Sunday, February 13, 2011

Mucus on Call

Mack Hall
Mhall46184@aol.com

Mucus on Call

My mother’s last words to me were not “I love you,” but rather “Now you know I like lots of ice in my ice water” (I obeyed, and found the ice machine near the nurses’ station). If in the last hours of her life a trio of unemployed musicians had intruded with their own unique stylings of “Lady of Spain” or “Harbor Lights” she would have firmly pointed them to the door.

A singularly annoying radio commercial has recently been blighting the aether with advertisements for an organization tooting itself Musicians on Call. The theme of this organization is that if you will give them money then they will send teams of musicians to hospital bedsides so that patients might die cute.

The geriatric Hallmarxism of the ads is as unrealistic as it is patronizing – to Musicians on Call the patient is always elderly, and the intrusive melodists play sentimental music which provokes everyone present to hug each other and have a good cry.

I think I’d preferred being gnawed to death by blood-crazed, tone-deaf hamsters in a post-apocalyptic desolation.

My mother despised being baby-talked as “sweetie” or “honey” or “darling” by complete strangers, and certainly no one who knew her would have dared do so. As she often said, “I’m old; I’m not stupid.” Musicians on Call, through their ads, suggest that they wish to make dying as insipid as the baby-talk, a made-for-television movieness that focuses on the preciousness of the musicians and not on the needs of one of God’s children making the transition to another world.

Someone who is dying might want lots of people on call: physicians, nurses, the nice aide who brings lunch and helps with a bath, a priest, and a friend, all those people who bring comfort and dignity. Elvis impersonators – maybe not.

“Code Blues…Code Blues…we need a jazz trombonist in Room 304 stat!”

“Nurse, I’ll need some nylon sutures, a dressing tray, and a harmonica.”

“There was a fire and explosion at the plant, and we expect mass casualties – send all the flutists to the triage area.”

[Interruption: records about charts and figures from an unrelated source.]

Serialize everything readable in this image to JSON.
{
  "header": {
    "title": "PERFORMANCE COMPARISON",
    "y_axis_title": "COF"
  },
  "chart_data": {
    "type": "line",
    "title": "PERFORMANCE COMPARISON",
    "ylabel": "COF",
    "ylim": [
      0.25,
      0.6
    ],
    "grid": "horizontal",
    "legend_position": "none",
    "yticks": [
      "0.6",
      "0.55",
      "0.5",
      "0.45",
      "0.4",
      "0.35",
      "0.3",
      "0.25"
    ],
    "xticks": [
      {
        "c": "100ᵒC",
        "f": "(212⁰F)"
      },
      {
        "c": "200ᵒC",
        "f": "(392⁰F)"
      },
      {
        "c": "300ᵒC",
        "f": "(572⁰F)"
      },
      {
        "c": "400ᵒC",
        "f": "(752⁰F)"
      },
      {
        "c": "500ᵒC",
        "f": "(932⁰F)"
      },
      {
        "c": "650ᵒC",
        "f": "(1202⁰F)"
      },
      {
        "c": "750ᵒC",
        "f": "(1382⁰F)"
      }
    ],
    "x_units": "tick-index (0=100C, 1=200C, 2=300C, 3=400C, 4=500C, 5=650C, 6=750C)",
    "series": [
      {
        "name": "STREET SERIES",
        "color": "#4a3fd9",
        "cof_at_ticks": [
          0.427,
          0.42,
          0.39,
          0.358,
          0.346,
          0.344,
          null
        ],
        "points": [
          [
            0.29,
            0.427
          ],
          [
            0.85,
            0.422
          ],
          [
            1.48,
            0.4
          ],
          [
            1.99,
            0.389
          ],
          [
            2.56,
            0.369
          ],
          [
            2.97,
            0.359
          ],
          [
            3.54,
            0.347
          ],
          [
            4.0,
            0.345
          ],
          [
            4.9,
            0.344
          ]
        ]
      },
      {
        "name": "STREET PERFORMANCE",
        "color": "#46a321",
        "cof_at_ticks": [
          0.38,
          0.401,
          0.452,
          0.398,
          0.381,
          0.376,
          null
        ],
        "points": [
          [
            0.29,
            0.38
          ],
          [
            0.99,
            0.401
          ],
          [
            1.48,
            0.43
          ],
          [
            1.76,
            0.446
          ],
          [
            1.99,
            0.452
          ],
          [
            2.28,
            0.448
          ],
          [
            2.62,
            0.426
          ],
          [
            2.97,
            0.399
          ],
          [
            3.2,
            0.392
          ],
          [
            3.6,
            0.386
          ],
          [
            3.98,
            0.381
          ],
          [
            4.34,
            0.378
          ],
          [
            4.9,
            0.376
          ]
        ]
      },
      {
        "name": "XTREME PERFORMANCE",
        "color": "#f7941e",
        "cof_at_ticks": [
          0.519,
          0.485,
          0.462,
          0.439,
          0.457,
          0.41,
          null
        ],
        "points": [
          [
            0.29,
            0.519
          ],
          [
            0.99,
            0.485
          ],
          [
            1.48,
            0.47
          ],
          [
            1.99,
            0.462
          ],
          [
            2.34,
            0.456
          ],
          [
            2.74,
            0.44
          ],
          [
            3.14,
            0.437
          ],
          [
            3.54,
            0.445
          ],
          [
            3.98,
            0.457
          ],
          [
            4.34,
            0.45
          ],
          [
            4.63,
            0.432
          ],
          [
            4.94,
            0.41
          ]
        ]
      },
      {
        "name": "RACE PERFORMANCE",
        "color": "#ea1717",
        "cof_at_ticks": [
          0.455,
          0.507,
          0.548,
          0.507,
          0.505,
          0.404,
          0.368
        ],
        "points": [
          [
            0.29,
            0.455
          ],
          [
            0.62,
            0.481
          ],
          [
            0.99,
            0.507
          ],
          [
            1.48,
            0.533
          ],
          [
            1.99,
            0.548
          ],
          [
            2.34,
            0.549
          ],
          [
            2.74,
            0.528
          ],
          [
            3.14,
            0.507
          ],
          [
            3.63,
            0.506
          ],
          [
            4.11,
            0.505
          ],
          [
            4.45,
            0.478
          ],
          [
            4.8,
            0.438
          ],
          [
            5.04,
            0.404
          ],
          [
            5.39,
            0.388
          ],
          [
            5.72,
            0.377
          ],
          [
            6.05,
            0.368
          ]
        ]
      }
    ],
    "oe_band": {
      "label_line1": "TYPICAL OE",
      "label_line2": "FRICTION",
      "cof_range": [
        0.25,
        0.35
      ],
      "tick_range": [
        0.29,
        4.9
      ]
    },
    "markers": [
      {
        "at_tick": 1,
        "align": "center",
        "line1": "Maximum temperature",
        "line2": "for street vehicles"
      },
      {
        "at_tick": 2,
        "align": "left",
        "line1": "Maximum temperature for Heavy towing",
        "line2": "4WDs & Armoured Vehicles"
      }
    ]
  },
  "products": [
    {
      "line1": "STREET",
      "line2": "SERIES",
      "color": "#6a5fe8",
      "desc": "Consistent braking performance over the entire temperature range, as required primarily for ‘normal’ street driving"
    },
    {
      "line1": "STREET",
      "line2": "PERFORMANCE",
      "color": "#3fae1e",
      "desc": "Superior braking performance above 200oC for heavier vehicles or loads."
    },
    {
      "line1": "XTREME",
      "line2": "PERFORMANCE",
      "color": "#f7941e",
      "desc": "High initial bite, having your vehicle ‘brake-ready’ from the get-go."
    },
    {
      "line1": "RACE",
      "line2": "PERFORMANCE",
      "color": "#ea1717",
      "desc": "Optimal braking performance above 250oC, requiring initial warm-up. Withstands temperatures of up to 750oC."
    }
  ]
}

“I’m sorry but your father is not doing well. Do you want us to call his priest or minister, or maybe a high school marching band?”

What if the patient wants German opera, not just another look-alike, tee-shirted, unshaven thirty-something with a guitar?

Do our soldiers and Marines in combat call out “Corpsman! I need a Corpsman over here! And a pianist who specializes in post-war Italian cinema soundtracks!”

What next? Klowns on Kall? Jugglers on Call?

Okay, so maybe I’m being unfair. Maybe Musicians on Call is a good thing. I dunno. It’s a big non-profit (alarm bells ring) and raises money for itself all over America. But whatever its virtues, M on C is not well served by its annoying radio ads.